Seguiu-os enquanto subiam as escadas do prédio através dos buracos no arame farpado.

O aroma do iogurte com morango toldava-lhe a memória do tempo presente e apenas pensava no devir.
Continuou a segui-los pelos andares de paredes gretadas e olhares esconsos de crianças assustadas pelo seu ar marcial, de faixa amarela sobre os olhos carregados a disfarçar o nervosismo.

Chegaram ao telhado e espalharam-se.

Ficou na ponta direita e olhou para baixo.
Do outro lado da rua transversal à avenida uma mulher penteava o cabelo perto da janela e olhou-os. À distância parecia – lhe que o olhar dela repousava em si.

O respirar suave dela alterou-se, o calor que lhe invadia o peito e lhe eriçava os mamilos tornava-lhe a respiração carregada enquanto via o bando de jovens a preparar-se para o salto.
Atrás de si o barulho do motor eléctrico da escova que o marido usava para limpar os dentes, em pijama, indiferente às causas da alteração do ritmo respiratório da mulher.

Para ele seria apenas mais um dia a movimentar papéis da esquerda para a direita.

Para ela o redescobrir de emoções que há muito não sentia. Aquele rapaz, o da ponta. Até aquela distância lhe parecia sentir o seu cheiro, o toque da sua pele.
E ia assistir dentro de momentos à sua morte. A antevisão do corpo jovem esborrachado no pavimento excitava-a de um modo avassalador.

O rapaz via-a. Não conseguia tirar os olhos dela. Nunca na vida lhe parecera ver criatura tão suave, tão bela. E iria morrer na sua frente, para gáudio dela. Seria isto que aquela Deusa queria dele?

O cego deu a ordem, os rapazes deram-se as mãos e correram cabisbaixos para a borda do terraço.
Correu com eles.
Mas chegado à beira não conseguiu saltar.
Não o permitiram os olhos, o peito daquela mulher em quem cravara o olhar como um punhal que o trespassava a ele e a ela.

Pegou no cego e apanhou-o de surpresa, deitou-o a ele do oitavo andar abaixo.

Fez um belo efeito ao cair.

Olhou novamente para a janela da mulher do peito exaltante e ela já lá não estava.

Correu escadas abaixo. Postou-se à porta do prédio da mulher e esperou que saísse. Se estava a pentear o cabelo de manhã tão cedo naturalmente iria sair de casa.

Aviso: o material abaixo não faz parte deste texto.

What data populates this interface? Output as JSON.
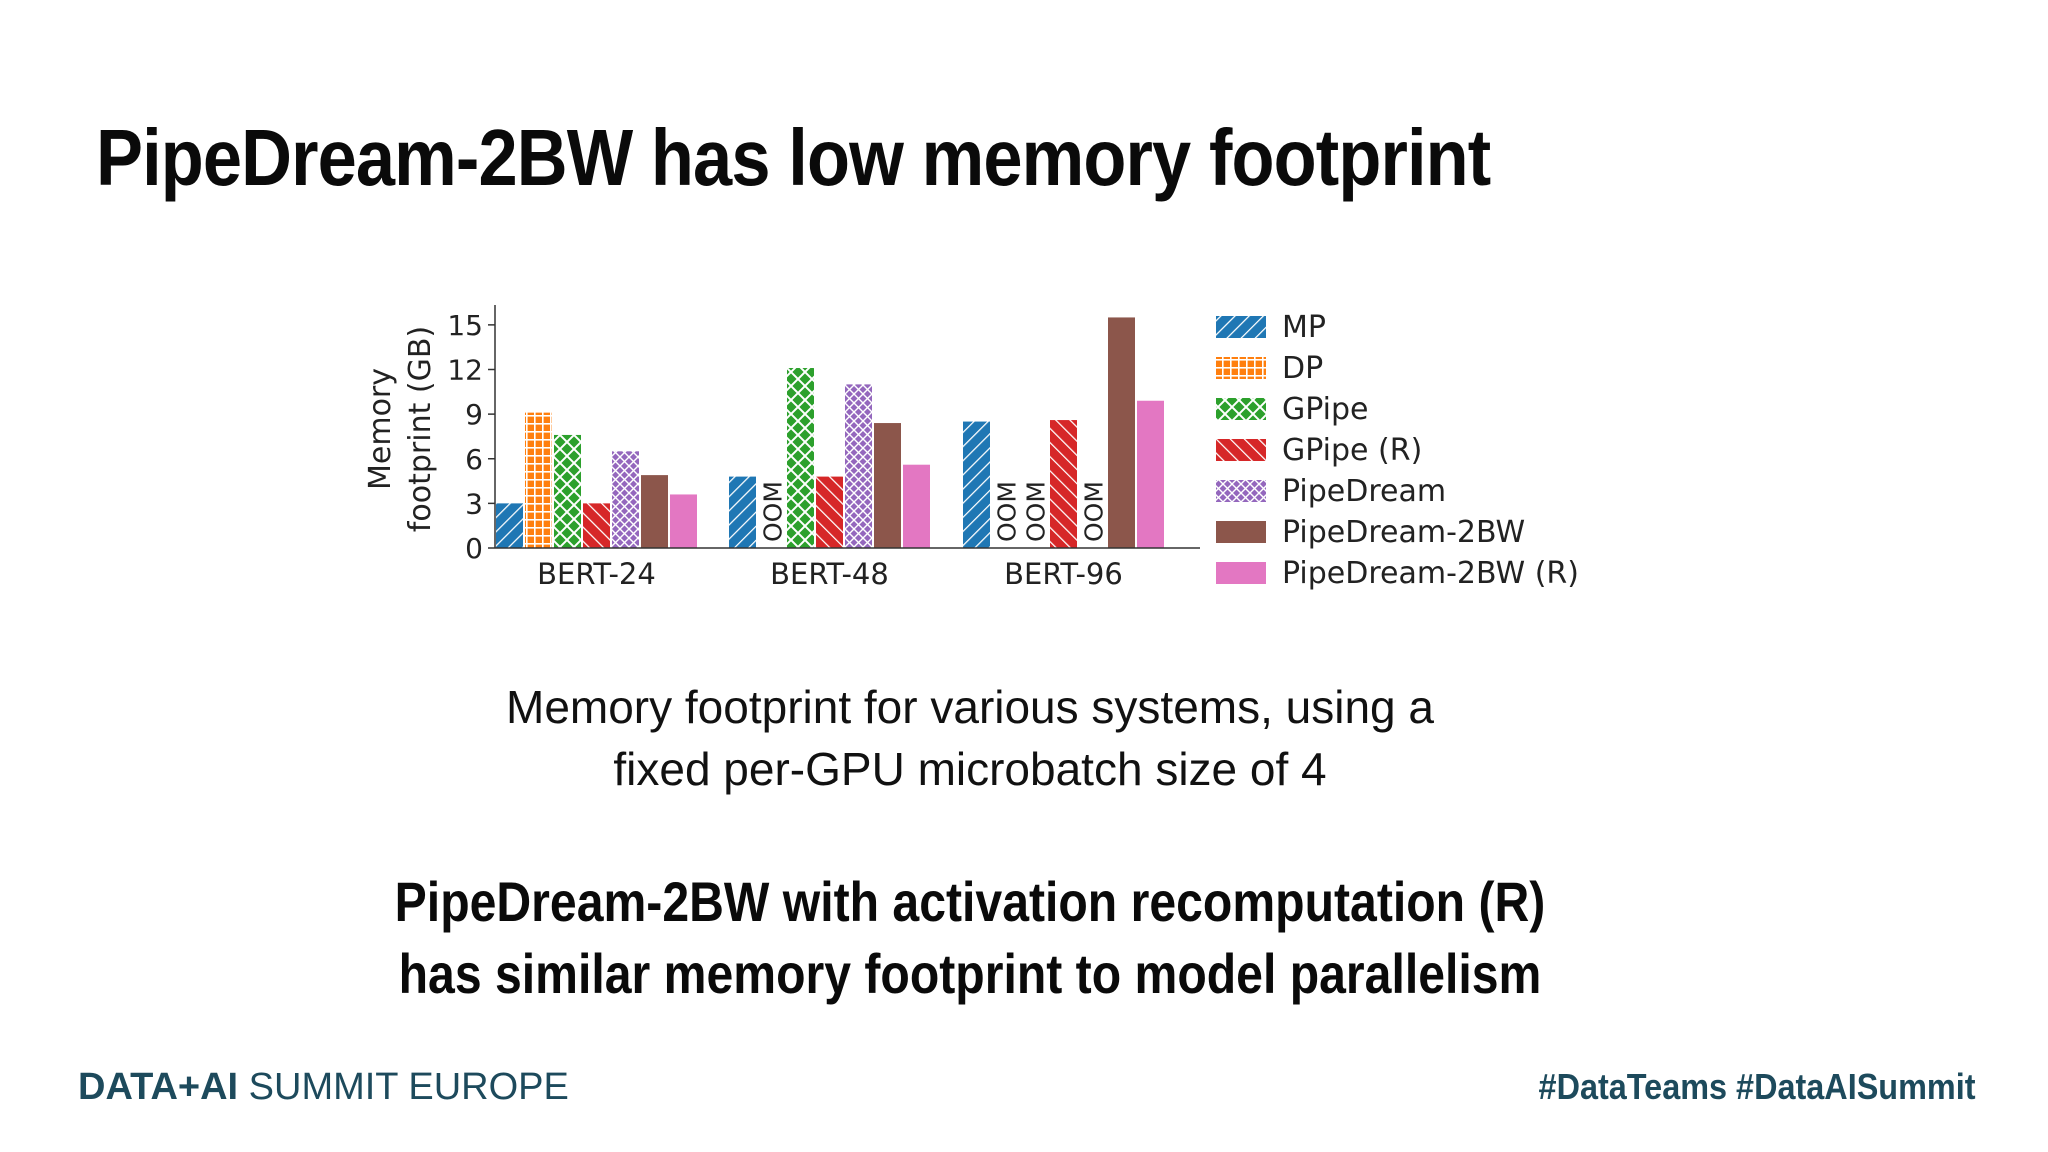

Esperou-a um bocado. Sentiu o elevador a descer, viu-a passar com o marido. Olhou-a. Ela também o olhou a si e ele nunca na vida vira em olhos tão formosos uma tal expressão de desprezo. Que visão dolorosa. Lia-se-lhe nos olhos «mais um cobarde!». Lia-se-lhe nos olhos a repugnância por si e pelos da sua espécie.

Desmoralizado, a alma envolta em ligaduras sangrantes, voltou ao prédio e começou a subir ao terraço. Desta vez seria capaz de mostrar aquela Deusa do que era feito por dentro. Esperaria que chegasse a casa à noite e atirar-se-ia para reconquistar a sua admiração, para fazer com que aqueles olhos não o voltassem a castigar com a dureza que lera neles e que sem dúvida merecera por a ter privado do prazer que o seu peito inflamado pedia.

Nas escadas cruzou-se com uma mulher. Aquela cara não lhe era estranha mas ela passara por ele com toda a indiferença de quem não o conhecia de lado nenhum. Seria alguém parecido.

Subiu ao terraço. Sentou-se num canto. Fechou os olhos a chorar. Sentiu um ligeiro restolhar a seu lado e era uma pomba branca com um bico esquisito, parecia uma ficha das de introduzir nas tomadas da electricidade.

De seguida foram vários homens. Quis fugir mas eles cercaram-no e apontaram-lhe armas. Um deles imobilizou-o e algemou-o. Se calhar eram polícias, pensou.

A mulher com que se cruzara nas escadas apareceu, e ele lembrou-se de onde a vira. No jardim a varrer folhas.

A pomba entoou um mariachi e voou para outro lado.